Speaker
Description
Abstract:
Carbon fiber reinforced polymer (CFRP) composites are widely used in aerospace, but manufacturing and in-service processes can introduce hidden defects that threaten structural safety. Infrared thermography [1] is suitable for large-area non-destructive testing, but it is affected by non-uniform heating and noise, making it difficult to reliably identify weak thermal anomalies. This paper proposes Long short-term memory Autoencoder Principal Component Thermography (LAPCT) to model the spatiotemporal information of thermal image sequences in an end-to-end manner. This method utilizes the temporal dynamic features of each pixel within the sequence as its core input. By maintaining complete spatial relationships at the pixel level, similar temporal modes of neighboring pixels can enhance each other, thereby providing spatial contextual support for weak dynamic signals. Simultaneously, low-dimensional temporal features focus on the dynamic trajectory of each single pixel, avoiding interference from irrelevant spatial information. By introducing optical flow consistency loss [2], inter-frame dynamic features are further enhanced. Principal component thermography (PCT) [3] is applied to the reconstructed sequence to extract discriminative features. This method significantly enhances defect characterization and improves contrast-to-noise ratio (CNR) on aerospace CFRP samples, achieving more robust automatic detection compared to the traditional PCT model.
Sample:
This study is based on a honeycomb sandwich CFRP specimen. It is used in the side panels and floor of aircraft cargo holds. The actual sample image is shown in Figure 1.

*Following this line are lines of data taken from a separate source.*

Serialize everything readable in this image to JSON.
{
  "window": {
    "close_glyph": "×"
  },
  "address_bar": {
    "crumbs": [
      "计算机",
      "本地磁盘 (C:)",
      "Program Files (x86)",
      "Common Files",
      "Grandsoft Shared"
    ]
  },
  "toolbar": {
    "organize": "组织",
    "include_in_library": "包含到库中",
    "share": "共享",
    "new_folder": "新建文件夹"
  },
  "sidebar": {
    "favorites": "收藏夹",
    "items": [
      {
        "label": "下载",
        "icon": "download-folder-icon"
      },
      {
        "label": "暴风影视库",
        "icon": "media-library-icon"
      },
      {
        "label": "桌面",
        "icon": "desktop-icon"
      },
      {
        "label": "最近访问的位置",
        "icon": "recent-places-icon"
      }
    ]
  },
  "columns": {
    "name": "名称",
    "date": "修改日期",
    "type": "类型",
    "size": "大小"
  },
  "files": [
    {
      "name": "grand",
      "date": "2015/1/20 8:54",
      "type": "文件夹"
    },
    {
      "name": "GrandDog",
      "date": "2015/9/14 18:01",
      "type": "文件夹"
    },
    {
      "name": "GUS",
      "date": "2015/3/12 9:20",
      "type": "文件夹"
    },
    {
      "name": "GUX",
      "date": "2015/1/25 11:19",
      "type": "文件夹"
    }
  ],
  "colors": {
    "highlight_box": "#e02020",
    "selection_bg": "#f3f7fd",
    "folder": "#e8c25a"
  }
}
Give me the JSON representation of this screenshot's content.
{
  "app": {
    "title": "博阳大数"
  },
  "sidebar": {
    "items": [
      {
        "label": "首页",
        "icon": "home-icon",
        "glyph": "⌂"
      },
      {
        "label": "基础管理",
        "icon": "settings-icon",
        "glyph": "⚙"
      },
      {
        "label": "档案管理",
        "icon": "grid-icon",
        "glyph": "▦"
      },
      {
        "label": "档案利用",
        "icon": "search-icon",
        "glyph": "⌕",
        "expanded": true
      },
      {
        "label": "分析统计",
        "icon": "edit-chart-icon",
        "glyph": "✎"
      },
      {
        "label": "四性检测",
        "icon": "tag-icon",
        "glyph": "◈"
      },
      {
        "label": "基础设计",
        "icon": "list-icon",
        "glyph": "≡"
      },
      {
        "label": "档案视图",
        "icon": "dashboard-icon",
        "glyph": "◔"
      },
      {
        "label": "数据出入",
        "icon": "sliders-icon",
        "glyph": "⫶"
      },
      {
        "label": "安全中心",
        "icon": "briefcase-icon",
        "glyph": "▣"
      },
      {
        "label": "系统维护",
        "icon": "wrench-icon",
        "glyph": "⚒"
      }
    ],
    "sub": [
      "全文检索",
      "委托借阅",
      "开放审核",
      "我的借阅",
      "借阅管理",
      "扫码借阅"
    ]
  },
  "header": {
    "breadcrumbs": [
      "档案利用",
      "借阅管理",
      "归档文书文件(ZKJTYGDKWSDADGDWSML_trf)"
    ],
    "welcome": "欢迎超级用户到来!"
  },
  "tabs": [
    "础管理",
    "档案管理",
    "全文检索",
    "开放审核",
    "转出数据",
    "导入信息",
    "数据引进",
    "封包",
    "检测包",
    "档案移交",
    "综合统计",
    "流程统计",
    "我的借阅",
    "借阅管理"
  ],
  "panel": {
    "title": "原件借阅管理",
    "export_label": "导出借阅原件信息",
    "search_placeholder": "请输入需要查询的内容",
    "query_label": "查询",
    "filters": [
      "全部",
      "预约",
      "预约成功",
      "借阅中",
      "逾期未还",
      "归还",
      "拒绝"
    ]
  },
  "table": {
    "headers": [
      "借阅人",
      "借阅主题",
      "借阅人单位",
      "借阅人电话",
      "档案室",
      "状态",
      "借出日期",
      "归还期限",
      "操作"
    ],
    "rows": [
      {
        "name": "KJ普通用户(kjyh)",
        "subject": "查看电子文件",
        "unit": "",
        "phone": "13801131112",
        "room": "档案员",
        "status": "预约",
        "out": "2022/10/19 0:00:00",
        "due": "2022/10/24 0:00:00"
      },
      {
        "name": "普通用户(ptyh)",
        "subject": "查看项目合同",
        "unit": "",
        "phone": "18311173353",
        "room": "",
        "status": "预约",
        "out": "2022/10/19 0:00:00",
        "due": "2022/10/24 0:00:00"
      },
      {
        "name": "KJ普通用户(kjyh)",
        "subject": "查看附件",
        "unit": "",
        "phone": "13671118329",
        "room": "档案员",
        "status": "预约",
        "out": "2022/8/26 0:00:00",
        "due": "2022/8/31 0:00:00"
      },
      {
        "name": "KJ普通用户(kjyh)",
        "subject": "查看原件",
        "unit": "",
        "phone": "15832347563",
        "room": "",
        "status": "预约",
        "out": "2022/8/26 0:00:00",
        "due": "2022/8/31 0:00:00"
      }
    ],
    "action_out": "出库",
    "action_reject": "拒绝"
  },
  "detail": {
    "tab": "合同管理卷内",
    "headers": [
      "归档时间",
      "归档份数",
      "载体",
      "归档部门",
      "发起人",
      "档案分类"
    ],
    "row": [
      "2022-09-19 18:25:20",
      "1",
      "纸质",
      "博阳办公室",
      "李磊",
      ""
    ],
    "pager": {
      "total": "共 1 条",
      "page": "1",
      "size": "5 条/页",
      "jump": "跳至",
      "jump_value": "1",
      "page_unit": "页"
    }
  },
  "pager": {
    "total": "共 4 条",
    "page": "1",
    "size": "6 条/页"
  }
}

Figure 1. Experimental Sample Case
To simulate the leakage conditions of in-service components, holes in different diameters were drilled on the back of the specimen. Water and aviation oil were injected into these holes to simulate water and oil leakage scenarios. The experimental specimen dimensions were 24.5 cm × 15.8 cm × 1.0 cm. Hole diameters decreased sequentially from 1.3 cm to 1.0 cm, 0.8 cm, and 0.7 cm. Specific details are shown in Figure 2.
Figure 2. Defect Distribution Diagram
Significant references
1. Liu Y, Yao Y, Wang F, et al. Review of unsupervised machine learning methods in active infrared thermography for defect detection and analysis. Quantitative InfraRed Thermography Journal, DOI: 10.1080/17686733.2025.2592191.
2. Jonschkowski R, Stone A, Barron J T, et al. What matters in unsupervised optical flow. European conference on computer vision. Cham: Springer International Publishing, 2020: 557-572.
3. Fleuret J, Ebrahimi S, Castanedo C I, et al. On the use of pulsed thermography signal reconstruction based on linear support vector regression for carbon fiber reinforced polymer inspection. Quantitative InfraRed Thermography Journal, 2023, 20(2): 39-61.